The direction which the revolution will take depends, no doubt, upon the
sum total of the various circumstances that determine the coming of the
cataclysm. But it can be predicted in advance, according to the vigor of
revolutionary action displayed in the preparatory period by the
different progressive parties.
One party may have developed more clearly the theories which it defines
and the program which it desires to realize; it may have made propaganda
actively, by speech and in print.
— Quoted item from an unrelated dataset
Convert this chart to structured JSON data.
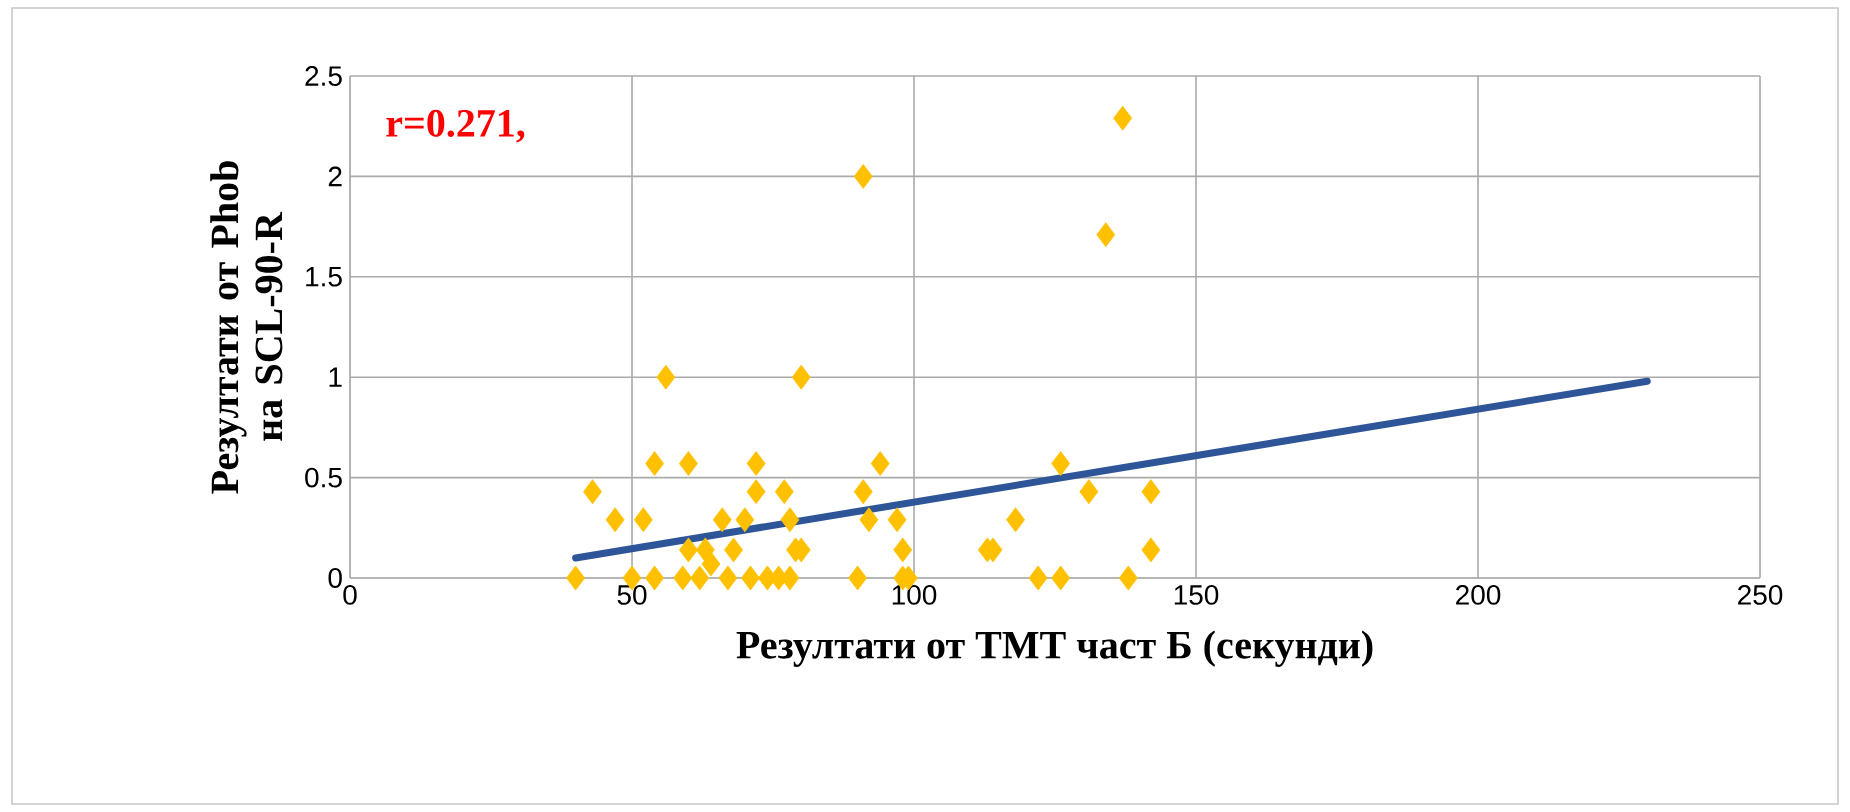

But it may not have sufficiently
expressed its aspirations in the open, on the street, by actions which
embody the thought it represents; it has done little, or it has done
nothing against those who are its principal enemies; it has not attacked
the institutions which it wants to demolish; its strength has been in
theory, not in action; it has contributed little to awaken the spirit of
revolt, or it has neglected to direct that spirit against conditions
which it particularly desires to attack at the time of the revolution.
As a result, this party is less known; its aspirations have not been
daily and continuously affirmed by actions, the glamor of which could
reach even the remotest hut; they have not sufficiently penetrated into
the consciousness of the people; they have not identified themselves
with the crowd and the street; they have never found simple expression
in a popular slogan.
The most active writers of such a party are known by their readers as
thinkers of great merit, but they have neither the reputation nor the
capacities of men of action; and on the day when the mobs pour through
the streets they will prefer to follow the advice of those who have less
precise theoretical ideas and not such great aspirations, but whom they
know better because they have seen them act.
The party which has made most revolutionary propaganda and which has
shown most spirit and daring will be listened to on the day when it is
necessary to act, to march in front in order to realize the revolution.
But that party which has not had the daring to affirm itself by
revolutionary acts in the preparatory periods nor had a driving force
strong enough to inspire men and groups to the sentiment of abnegation,
to the irresistible desire to put their ideas into practice, — (if this
desire had existed it would have expressed itself in action long before
the mass of the people had joined the revolt) — and which did not know
how to make its flag popular and its aspirations tangible and
comprehensive, — that party will have only a small chance of realizing
even the least part of its program. It will be pushed aside by the
parties of action.
These things we learn from the history of the periods which precede
great revolutions. The revolutionary bourgeoisie understood this
perfectly, — it neglected no means of agitation to awaken the spirit of
revolt when it tried to demolish the monarchical order. The French
peasant of the eighteenth century understood it instinctively when it
was a question of abolishing feudal rights; and the International acted
in accordance with the same principles when it tried to awaken the
spirit of revolt among the workers of the cities and to direct it
against the natural enemy of the wage earner — the monopolizer of the
means of production and of raw materials.